Arms laden with boxes and with three young children in tow, Becky Reid made her way though the parking lot back to her car, a four-door sedan that looked as if it had seen better days. Putting the boxes in the trunk, she opened them up to take a quick look inside.
A look of relief crossed Reid’s face as she opened the other box. “Soap, toothpaste, toilet paper. ... This is great,” she said.
Reid’s family is one of hundreds of local families struggling to get by with less this holiday season. A stumbling local economy, rising prices for everything from a dozen eggs to a gallon of gasoline and a meltdown in mortgage lending have all contributed to push more families over the edge into poverty.
“Times are tough. Jobs aren’t turning up,” said Reid, a single mother.
The boxes of food and hygiene products came courtesy of Calvary Baptist Church, which raised more than $7,000 to pay for a delivery from Feed the Children.
“It’s really easy to go about our daily lives and not realize that people are in need and are going without,” said Sean Haynes, who organized the giveaway. “This is something I knew we had to do.”
Haynes identified needy families by working with nurses from the local school district, an effort he said opened his eyes to a growing problem in the city: homelessness.
“There is a homeless population in Havasu,” he said. “They’re almost invisible, but these families are hurting.”
Heather Roose, a school nurse at Smoketree Elementary, said dozens of her students were struggling with hunger and homelessness. “People are so surprised when they hear the numbers of homeless families we have in Havasu, stuck in a one-bedroom hotel room with four kids sleeping on the floor,” Roose said.
About 50 homeless students have been identified at Smoketree, almost 10 percent of the school’s total population. “I see an increasing need,” she said.
When children come to her office with a stomachache, it is often from hunger. Others come to school in dirty clothes or without being properly bathed. “We’ve had kids coming to school with cockroaches coming out of their lunch bags,” she said.

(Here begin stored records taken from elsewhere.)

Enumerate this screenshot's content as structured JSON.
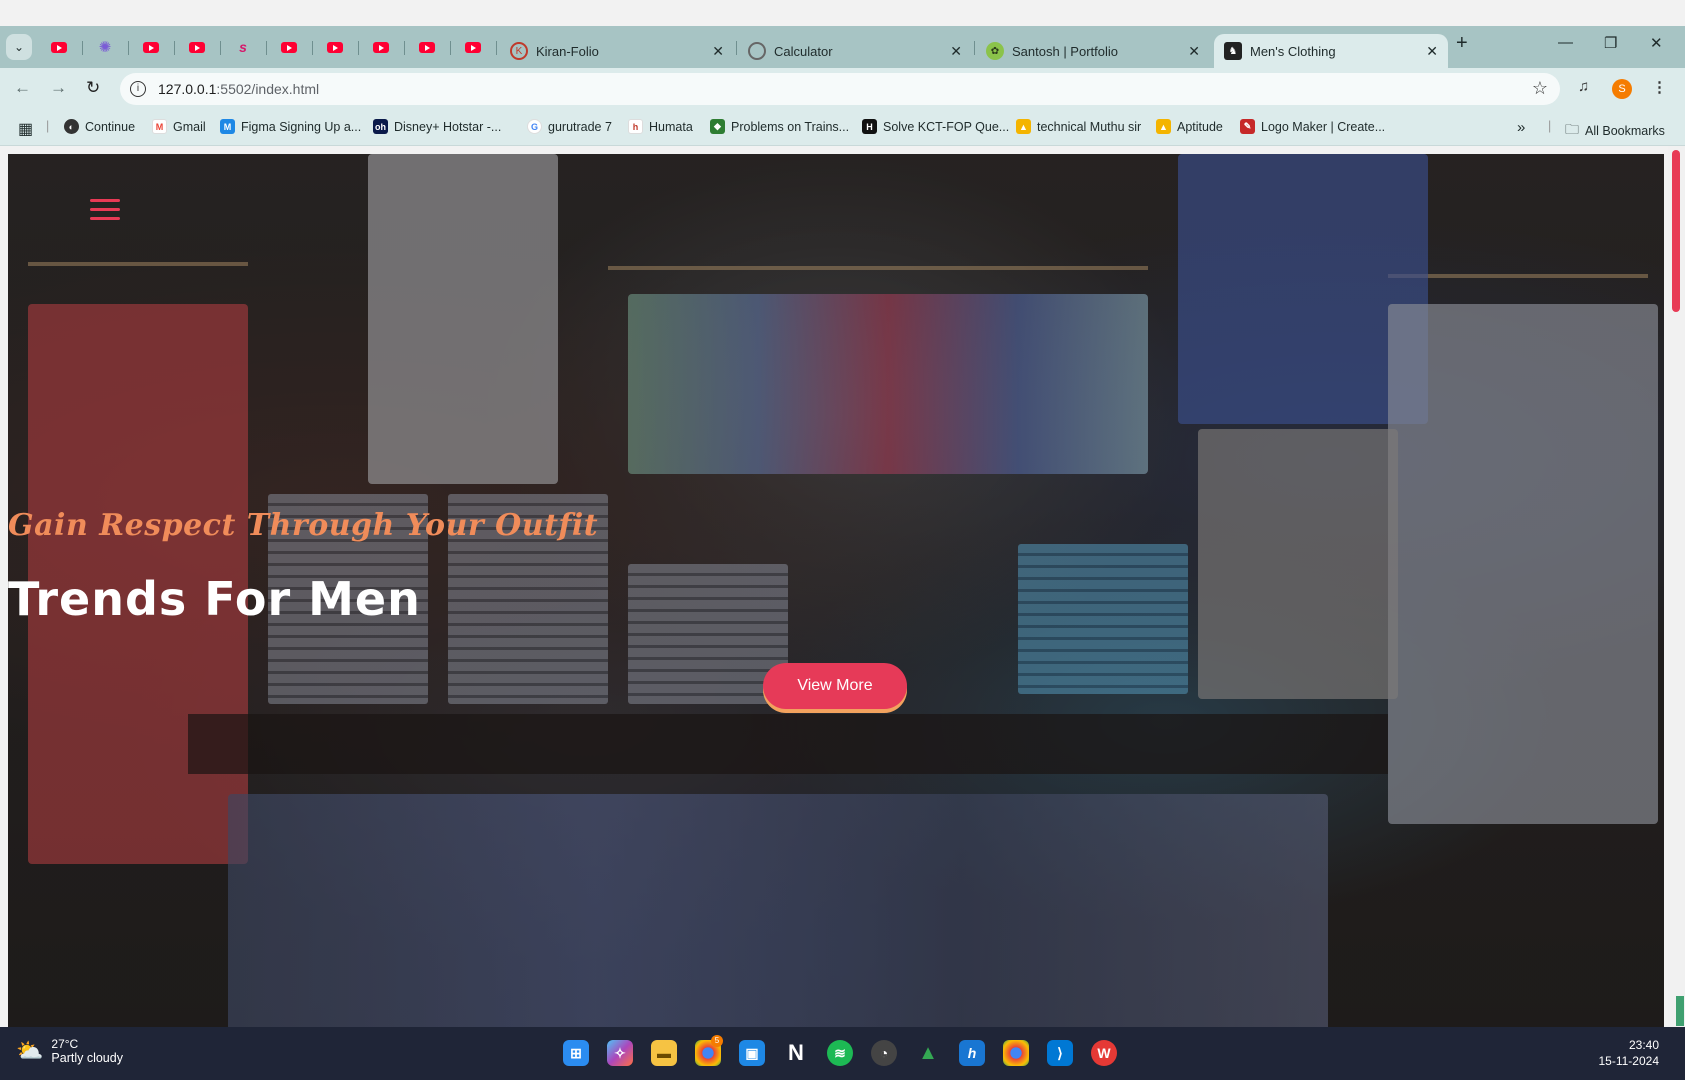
{
  "browser": {
    "tabs": [
      {
        "title": "Kiran-Folio"
      },
      {
        "title": "Calculator"
      },
      {
        "title": "Santosh | Portfolio"
      },
      {
        "title": "Men's Clothing"
      }
    ],
    "url_host": "127.0.0.1",
    "url_path": ":5502/index.html",
    "profile_initial": "S"
  },
  "bookmarks": [
    {
      "label": "Continue"
    },
    {
      "label": "Gmail"
    },
    {
      "label": "Figma Signing Up a..."
    },
    {
      "label": "Disney+ Hotstar -..."
    },
    {
      "label": "gurutrade 7"
    },
    {
      "label": "Humata"
    },
    {
      "label": "Problems on Trains..."
    },
    {
      "label": "Solve KCT-FOP Que..."
    },
    {
      "label": "technical Muthu sir"
    },
    {
      "label": "Aptitude"
    },
    {
      "label": "Logo Maker | Create..."
    }
  ],
  "all_bookmarks": "All Bookmarks",
  "hero": {
    "tagline": "Gain Respect Through Your Outfit",
    "headline": "Trends For Men",
    "cta": "View More"
  },
  "colors": {
    "accent": "#e63a58",
    "tagline": "#f08c5a",
    "tabbar": "#a7c4c4"
  },
  "taskbar": {
    "temperature": "27°C",
    "condition": "Partly cloudy",
    "time": "23:40",
    "date": "15-11-2024",
    "chrome_badge": "5"
  }
}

Local aid organizations also are struggling to meet demand this season as the number of needy swells.
“We are overwhelmed,” said Howard Weiske, director of the Interagency Council’s food bank. “As the donations decrease, the needs increase.”
Donations at local food banks are down in part because of the slowdown in construction and real estate. “Many of our donating organizations are experiencing difficult times,” Weiske said. “We enjoyed a lot of support from the construction trade.”
As institutional donations have dipped, individual contributions have taken up some of the slack. “We seem to be seeing the small donor helping us out a lot this particular year,” Weiske said.
Items with a long shelf life and foods requiring minimal preparation are of the greatest value to food banks, he said. “Many of our people have almost no way of refrigeration and limited means of cooking,” he said.
Those interested in aiding homeless families are also encouraged to contact the Interagency Council or Calvary Baptist Church, which recently teamed up to start Homes for the Holidays, which aims to put a roof over the heads of a dozen homeless families by Christmas.